Wir züchten das Getreide für morgen

Interview mit Alexis von Rhade, Geschäftsführer der Nordsaat Saatzucht GmbH

Wirtschaftsforum: Herr von Rhade, Nordsaat ist eines der führenden Pflanzenzuchtunternehmen im Getreidebereich. Welchen Herausforderungen müssen Sie sich stellen?

Alexis von Rhade: Die Herausforderungen der letzten Jahre haben zu deutlichen Kostensteigerungen geführt, gleichzeitig müssen wir unsere Kernaufgabe als Züchter – die Züchtung neuer Getreidearten – im Auge behalten. Und da sind wir nach wie vor stark. Wir sind ein mittelständisches Pflanzenzuchtunternehmen, aber einige unserer Züchtungen sind führend in Europa. Unsere Braugerste ‘AMIDALAʼ ist die größte Braugerste in Deutschland und in jedem dritten Bier enthalten.

Wirtschaftsforum: Wie sieht Ihre Marktposition aus?

Alexis von Rhade: Der Getreidebereich ist unsere Kernkompetenz. Unser Geschäft ist sehr investitionsintensiv, denn die Entwicklungszeit unserer Produkte liegt bei 10 bis 13 Jahren. Wir müssen das komplett vorfinanzieren. Wir sind deshalb auch auf die Grundlagenforschung von Instituten des Bundes angewiesen. Wir haben die Internationalisierung stark vorangetrieben. So haben wir ein Forschungsdreieck zwischen Großbritannien, Frankreich und Deutschland mit Partnern und Zuchtprogrammen vor Ort. Sicherlich ist der Brexit dabei hinderlich. Wichtig sind aber auch andere Forschungen wie zum Beispiel eine Sonnenblumenzüchtung in Rumänien. Wir sind ein starker Partner, der durch Kooperationen die Internationalisierung die Märkte bedienen kann.

Wirtschaftsforum: Wie stellt sich Ihr Unternehmen heute dar?
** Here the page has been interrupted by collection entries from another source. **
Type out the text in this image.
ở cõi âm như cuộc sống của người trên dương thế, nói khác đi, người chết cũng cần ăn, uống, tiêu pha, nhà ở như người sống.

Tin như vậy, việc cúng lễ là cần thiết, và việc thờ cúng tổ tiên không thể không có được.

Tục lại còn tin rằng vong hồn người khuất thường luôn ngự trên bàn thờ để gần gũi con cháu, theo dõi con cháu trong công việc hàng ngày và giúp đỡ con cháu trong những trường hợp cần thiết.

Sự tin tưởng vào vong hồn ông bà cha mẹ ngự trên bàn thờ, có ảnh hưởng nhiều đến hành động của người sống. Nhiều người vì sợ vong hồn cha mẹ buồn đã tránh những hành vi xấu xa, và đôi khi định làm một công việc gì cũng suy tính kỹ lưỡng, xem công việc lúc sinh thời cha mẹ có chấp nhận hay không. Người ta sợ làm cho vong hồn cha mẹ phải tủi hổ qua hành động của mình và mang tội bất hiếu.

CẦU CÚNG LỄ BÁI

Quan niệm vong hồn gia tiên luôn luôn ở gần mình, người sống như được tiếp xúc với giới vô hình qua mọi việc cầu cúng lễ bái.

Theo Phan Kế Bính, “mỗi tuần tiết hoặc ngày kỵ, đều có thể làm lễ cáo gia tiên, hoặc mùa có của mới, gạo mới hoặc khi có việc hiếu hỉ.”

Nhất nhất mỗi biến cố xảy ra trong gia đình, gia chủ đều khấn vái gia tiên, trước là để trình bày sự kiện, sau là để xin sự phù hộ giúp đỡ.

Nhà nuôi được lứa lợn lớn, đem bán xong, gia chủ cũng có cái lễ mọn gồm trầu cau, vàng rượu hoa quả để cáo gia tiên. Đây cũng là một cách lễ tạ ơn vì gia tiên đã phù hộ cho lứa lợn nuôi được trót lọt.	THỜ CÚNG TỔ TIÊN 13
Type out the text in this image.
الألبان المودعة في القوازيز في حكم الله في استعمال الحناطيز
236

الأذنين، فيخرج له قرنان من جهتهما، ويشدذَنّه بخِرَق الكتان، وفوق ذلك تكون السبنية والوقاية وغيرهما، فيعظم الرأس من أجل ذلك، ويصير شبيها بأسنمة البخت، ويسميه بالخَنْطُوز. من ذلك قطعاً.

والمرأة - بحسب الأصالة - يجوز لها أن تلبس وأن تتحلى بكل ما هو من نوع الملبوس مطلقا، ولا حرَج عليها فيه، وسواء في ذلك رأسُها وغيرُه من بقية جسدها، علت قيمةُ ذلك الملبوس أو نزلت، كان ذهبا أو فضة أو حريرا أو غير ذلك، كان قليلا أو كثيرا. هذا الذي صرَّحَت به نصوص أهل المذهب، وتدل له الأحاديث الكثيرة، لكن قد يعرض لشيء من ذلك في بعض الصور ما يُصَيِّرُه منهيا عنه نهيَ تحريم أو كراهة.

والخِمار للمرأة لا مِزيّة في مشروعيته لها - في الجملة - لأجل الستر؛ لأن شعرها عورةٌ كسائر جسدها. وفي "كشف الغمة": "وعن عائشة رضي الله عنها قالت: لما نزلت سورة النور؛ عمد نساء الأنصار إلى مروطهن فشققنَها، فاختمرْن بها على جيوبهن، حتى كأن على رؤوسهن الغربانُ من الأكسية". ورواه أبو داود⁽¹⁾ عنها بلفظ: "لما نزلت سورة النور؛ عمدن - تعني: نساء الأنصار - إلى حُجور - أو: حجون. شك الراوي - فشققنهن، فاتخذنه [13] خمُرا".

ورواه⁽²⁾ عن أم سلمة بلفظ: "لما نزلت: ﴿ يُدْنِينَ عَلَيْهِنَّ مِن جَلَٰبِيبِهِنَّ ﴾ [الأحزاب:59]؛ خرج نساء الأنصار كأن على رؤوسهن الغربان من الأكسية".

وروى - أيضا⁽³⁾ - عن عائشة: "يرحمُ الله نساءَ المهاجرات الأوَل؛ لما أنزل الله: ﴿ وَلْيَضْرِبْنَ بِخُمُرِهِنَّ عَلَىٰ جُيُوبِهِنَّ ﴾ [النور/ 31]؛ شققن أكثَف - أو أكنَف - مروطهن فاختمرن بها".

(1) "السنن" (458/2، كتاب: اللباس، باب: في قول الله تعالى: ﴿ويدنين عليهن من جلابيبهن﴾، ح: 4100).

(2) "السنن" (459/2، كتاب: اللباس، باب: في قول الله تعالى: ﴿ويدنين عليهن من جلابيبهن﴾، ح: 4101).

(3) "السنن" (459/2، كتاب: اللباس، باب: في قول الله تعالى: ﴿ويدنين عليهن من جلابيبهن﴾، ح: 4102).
Alexis von Rhade: Wir beschäftigen derzeit 120 Mitarbeiter im Bereich Pflanzenzüchtung und Landwirtschaft. Unser Unternehmen existiert seit den Anfängen des 20. Jahrhunderts. Heute gibt es sieben Gesellschafter, darunter auch meinen Onkel und mich als Geschäftsführer. Im letzten Jahr konnten wir einen Umsatz von 25 Millionen EUR realisieren.

Wirtschaftsforum: Was steht bei Ihren Produkten im Vordergrund?

Alexis von Rhade: Winterweizen als weltweit größte Getreideart aber auch Braugerste und Hafer als Hochtechnologieprodukte. Die Braugerste wird für die Bierherstellung verwendet, während Hafer sich in Haferdrinks und Haferflocken findet. Hier gelten höhere Qualitätsanforderungen als beim Weizen, der ein echtes Massenprodukt mit geringeren Anforderungen aus der Lebensmittelindustrie ist. Züchterisch herausfordernd sind alle Getreidearten. Dann folgen Triticale und Wintergerste, beides wird fast nur für Futter verwendet.

Wirtschaftsforum: Welche Rolle spielen Wetter und Klima?

Alexis von Rhade: Das sind die beiden Unbekannten. Ich kann als Beispiel unseren Standort in Sachsen-Anhalt nennen, der im Regenschatten des Harzes liegt. Hinter uns liegen drei Jahre mit maximaler Trockenheit, was ein starkes Regendefizit bedeutete. In diesem Jahr ist mehr als genug Regen gefallen, sodass die Proteinwerte in den Keller gehen, was wiederum für Probleme bei den Mehlmühlen sorgt. Insgesamt lässt sich zu Wetter und Klimawandel sagen: Es wird unbeständiger und trockener, aber wir wollen hier zukünftig weiter an Züchtungen arbeiten, die mit den sich verändernden Konditionen umgehen können.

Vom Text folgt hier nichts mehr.